The printing process is likely to take at least three months, after which Skolnick – who lives in Massachusetts – will return for a celebratory event in Portland.

Arnold Skolnick’s Woodstock poster. Shawn Patrick Ouellette/Staff Photographer

Skolnick got the Woodstock job through John Morris, the festival producer hired to obtain big-name acts, and designed the poster in three days with very few instructions. He came up with the phrase “3 days of peace & music” and, in contrast to the first poster Woodstock commissioned, by David Edward Byrd – which featured an elaborate design of a nude woman and was rejected for nudity – Skolnick relied on bright colors and paper cutouts in the style of Henri Matisse to draw attention. The vibrant red poster depicts a white catbird – a bird Skolnick had been drawing regularly on New York’s Shelter Island that summer – perched on the neck of a bright blue and green guitar, a hand wrapped around the fretboard.

Skolnick believes the poster has become iconic because “the whole festival was iconic” and because the it was effective, helping to draw a crowd of over 400,000 people to Bethel, New York, in 1969. Although much of the information about the festival spread by word of mouth, Skolnick’s design was printed nationally, including in Ramparts Magazine.

“It worked,” said Skolnick, now in his 80s, leaning over a reprinting of the poster in Wolfe’s studio in Portland. “The poster got the word out.”

Wolfe, who studies poster design and collects posters from that era, views Skolnick’s design as a “breaking point” in art trends at the time.

“I think (the design) represented where society was going and what was happening in society,” Wolfe said. “The design represents the kids of the time. … It was in reaction against the status quo.”

“This is different than the posters that were being produced at the time,” Wolfe added.

The reprinted versions of the poster will be made using silk screening and as close to the original version as possible.

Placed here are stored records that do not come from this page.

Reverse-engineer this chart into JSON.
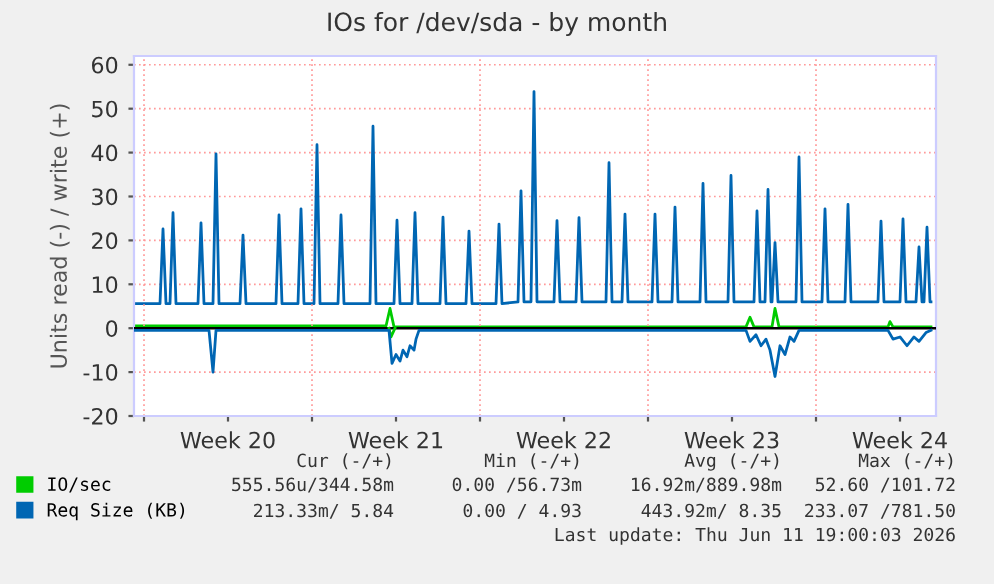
{
  "chart_data": {
    "type": "line",
    "title": "IOs for /dev/sda - by month",
    "ylabel": "Units read (-) / write (+)",
    "xlim": [
      "2026-05-09T14:00",
      "2026-06-12T00:00"
    ],
    "ylim": [
      -20,
      62
    ],
    "xticks": [
      {
        "value": "2026-05-10T00:00",
        "label": null
      },
      {
        "value": "2026-05-13T12:00",
        "label": "Week 20"
      },
      {
        "value": "2026-05-17T00:00",
        "label": null
      },
      {
        "value": "2026-05-20T12:00",
        "label": "Week 21"
      },
      {
        "value": "2026-05-24T00:00",
        "label": null
      },
      {
        "value": "2026-05-27T12:00",
        "label": "Week 22"
      },
      {
        "value": "2026-05-31T00:00",
        "label": null
      },
      {
        "value": "2026-06-03T12:00",
        "label": "Week 23"
      },
      {
        "value": "2026-06-07T00:00",
        "label": null
      },
      {
        "value": "2026-06-10T12:00",
        "label": "Week 24"
      }
    ],
    "yticks": [
      -20,
      -10,
      0,
      10,
      20,
      30,
      40,
      50,
      60
    ],
    "grid": true,
    "legend": "bottom left",
    "marker": "none",
    "line_style": "solid",
    "ref_lines": [
      {
        "axis": "y",
        "value": 0,
        "color": "#000000"
      }
    ],
    "series": [
      {
        "name": "IO/sec",
        "color": "#00cc00",
        "x": [
          "2026-05-20T05:00",
          "2026-05-20T07:00",
          "2026-05-20T11:00"
        ],
        "values": [
          0,
          -2,
          0
        ]
      },
      {
        "color": "#00cc00",
        "x": [
          "2026-05-09T14:00",
          "2026-05-20T02:00",
          "2026-05-20T06:00",
          "2026-05-20T10:00",
          "2026-06-04T02:00",
          "2026-06-04T06:00",
          "2026-06-04T10:00",
          "2026-06-05T04:00",
          "2026-06-05T07:00",
          "2026-06-05T11:00",
          "2026-06-10T00:00",
          "2026-06-10T02:00",
          "2026-06-10T05:00",
          "2026-06-11T19:00"
        ],
        "values": [
          0.5,
          0.5,
          4.5,
          0.3,
          0.3,
          2.5,
          0.3,
          0.3,
          4.5,
          0.3,
          0.3,
          1.5,
          0.3,
          0.3
        ]
      },
      {
        "name": "Req Size (KB)",
        "color": "#0066b3",
        "x": [
          "2026-05-09T14:00",
          "2026-05-12T17:00",
          "2026-05-12T21:00",
          "2026-05-13T00:00",
          "2026-05-20T05:00",
          "2026-05-20T08:00",
          "2026-05-20T12:00",
          "2026-05-20T16:00",
          "2026-05-20T19:00",
          "2026-05-20T23:00",
          "2026-05-21T02:00",
          "2026-05-21T06:00",
          "2026-05-21T08:00",
          "2026-05-21T11:00",
          "2026-06-04T02:00",
          "2026-06-04T06:00",
          "2026-06-04T12:00",
          "2026-06-04T17:00",
          "2026-06-04T22:00",
          "2026-06-05T02:00",
          "2026-06-05T07:00",
          "2026-06-05T12:00",
          "2026-06-05T17:00",
          "2026-06-05T22:00",
          "2026-06-06T02:00",
          "2026-06-06T07:00",
          "2026-06-10T00:00",
          "2026-06-10T05:00",
          "2026-06-10T12:00",
          "2026-06-10T19:00",
          "2026-06-11T02:00",
          "2026-06-11T07:00",
          "2026-06-11T14:00",
          "2026-06-11T19:00"
        ],
        "values": [
          -0.5,
          -0.5,
          -10,
          -0.5,
          -0.5,
          -8,
          -6,
          -7.5,
          -5,
          -6.5,
          -4,
          -5,
          -2.5,
          -0.5,
          -0.5,
          -3,
          -1.5,
          -4,
          -2.5,
          -5,
          -11,
          -4,
          -6,
          -2,
          -3,
          -0.5,
          -0.5,
          -2.5,
          -2,
          -4,
          -2,
          -3,
          -1,
          -0.5
        ]
      },
      {
        "color": "#0066b3",
        "x": [
          "2026-05-09T14:00",
          "2026-05-10T16:00",
          "2026-05-10T19:00",
          "2026-05-10T22:00",
          "2026-05-11T02:00",
          "2026-05-11T05:00",
          "2026-05-11T08:00",
          "2026-05-12T06:00",
          "2026-05-12T09:00",
          "2026-05-12T12:00",
          "2026-05-12T21:00",
          "2026-05-13T00:00",
          "2026-05-13T03:00",
          "2026-05-14T00:00",
          "2026-05-14T03:00",
          "2026-05-14T06:00",
          "2026-05-15T12:00",
          "2026-05-15T15:00",
          "2026-05-15T18:00",
          "2026-05-16T10:00",
          "2026-05-16T13:00",
          "2026-05-16T16:00",
          "2026-05-17T02:00",
          "2026-05-17T05:00",
          "2026-05-17T08:00",
          "2026-05-18T02:00",
          "2026-05-18T05:00",
          "2026-05-18T08:00",
          "2026-05-19T10:00",
          "2026-05-19T13:00",
          "2026-05-19T16:00",
          "2026-05-20T10:00",
          "2026-05-20T13:00",
          "2026-05-20T16:00",
          "2026-05-21T04:00",
          "2026-05-21T07:00",
          "2026-05-21T10:00",
          "2026-05-22T08:00",
          "2026-05-22T11:00",
          "2026-05-22T14:00",
          "2026-05-23T10:00",
          "2026-05-23T13:00",
          "2026-05-23T16:00",
          "2026-05-24T16:00",
          "2026-05-24T19:00",
          "2026-05-24T22:00",
          "2026-05-25T14:00",
          "2026-05-25T17:00",
          "2026-05-25T20:00",
          "2026-05-26T03:00",
          "2026-05-26T06:00",
          "2026-05-26T09:00",
          "2026-05-27T02:00",
          "2026-05-27T05:00",
          "2026-05-27T08:00",
          "2026-05-28T00:00",
          "2026-05-28T03:00",
          "2026-05-28T06:00",
          "2026-05-29T06:00",
          "2026-05-29T09:00",
          "2026-05-29T12:00",
          "2026-05-29T22:00",
          "2026-05-30T01:00",
          "2026-05-30T04:00",
          "2026-05-31T04:00",
          "2026-05-31T07:00",
          "2026-05-31T10:00",
          "2026-06-01T00:00",
          "2026-06-01T03:00",
          "2026-06-01T06:00",
          "2026-06-02T04:00",
          "2026-06-02T07:00",
          "2026-06-02T10:00",
          "2026-06-03T08:00",
          "2026-06-03T11:00",
          "2026-06-03T14:00",
          "2026-06-04T10:00",
          "2026-06-04T13:00",
          "2026-06-04T16:00",
          "2026-06-04T21:00",
          "2026-06-05T00:00",
          "2026-06-05T03:00",
          "2026-06-05T04:00",
          "2026-06-05T07:00",
          "2026-06-05T10:00",
          "2026-06-06T04:00",
          "2026-06-06T07:00",
          "2026-06-06T10:00",
          "2026-06-07T06:00",
          "2026-06-07T09:00",
          "2026-06-07T12:00",
          "2026-06-08T05:00",
          "2026-06-08T08:00",
          "2026-06-08T11:00",
          "2026-06-09T14:00",
          "2026-06-09T17:00",
          "2026-06-09T20:00",
          "2026-06-10T12:00",
          "2026-06-10T15:00",
          "2026-06-10T18:00",
          "2026-06-11T04:00",
          "2026-06-11T07:00",
          "2026-06-11T10:00",
          "2026-06-11T12:00",
          "2026-06-11T15:00",
          "2026-06-11T18:00",
          "2026-06-11T19:00"
        ],
        "values": [
          5.6,
          5.6,
          22.6,
          5.6,
          5.6,
          26.3,
          5.6,
          5.6,
          24,
          5.6,
          5.6,
          39.7,
          5.6,
          5.6,
          21.2,
          5.6,
          5.6,
          25.8,
          5.6,
          5.6,
          27.2,
          5.6,
          5.6,
          41.8,
          5.6,
          5.6,
          25.8,
          5.6,
          5.6,
          46,
          5.6,
          5.6,
          24.6,
          5.6,
          5.6,
          26.3,
          5.6,
          5.6,
          25.3,
          5.6,
          5.6,
          22.1,
          5.6,
          5.6,
          23.7,
          5.6,
          6,
          31.3,
          6,
          6,
          53.9,
          6,
          6,
          24.5,
          6,
          6,
          25.2,
          6,
          6,
          37.7,
          6,
          6,
          26,
          6,
          6,
          26,
          6,
          6,
          27.6,
          6,
          6,
          33,
          6,
          6,
          34.8,
          6,
          6,
          26.7,
          6,
          6,
          31.6,
          6,
          6,
          19.5,
          6,
          6,
          39,
          6,
          6,
          27.2,
          6,
          6,
          28.2,
          6,
          6,
          24.4,
          6,
          6,
          24.9,
          6,
          6,
          18.5,
          6,
          6,
          23,
          6,
          6
        ]
      }
    ],
    "annotations": [
      "Cur (-/+)",
      "Min (-/+)",
      "Avg (-/+)",
      "Max (-/+)",
      "555.56u/344.58m",
      "0.00 /56.73m",
      "16.92m/889.98m",
      "52.60 /101.72",
      "213.33m/ 5.84",
      "0.00 / 4.93",
      "443.92m/ 8.35",
      "233.07 /781.50",
      "Last update: Thu Jun 11 19:00:03 2026"
    ]
  }
}
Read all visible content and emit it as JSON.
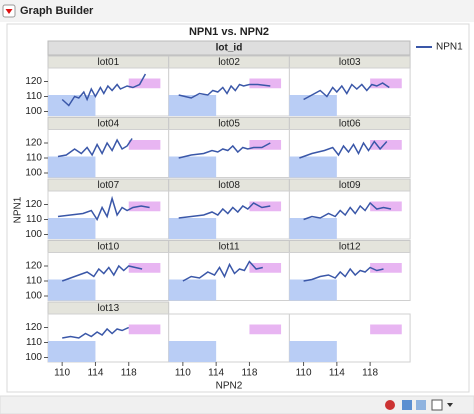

“In order to make something better than just the $9.99 ones you can get on the internet, I think it’s important to make it the original size, original color, original design,” Wolfe said. “We’re going to vary slightly on the process from what they did originally because it was just completely mass produced.”

Skolnick has worked in Maine before – he published the art book “Paintings of Maine” in 1991 and collaborated with Maine art writer Carl Little on various other collections such as “The Art of Monhegan Island,” which was published in 2004. This work led him to Moss, who has exhibited Skolnick’s art many times over the years, most recently in an exhibit entitled “Spinoza’s God: Paintings by Arnold Skolnick” in 2014.

Moss then connected with Wolfe, whom she described as “the man to go to” for printing of this kind. Wolfe’s studio contains a variety of antique printing machines, used for both fine art printing and fine press books.

“The project (with Skolnick) came to me, but I get people from all over the country calling me up to do projects because there’s so few places like this anymore,” Wolfe said. “I probably can count them on one hand, how many workshops there are like this.”

There are still details about the project to be worked out, such as how many  limited-edition posters will be printed, but once the process is complete, they will be signed by Skolnick and available for purchase.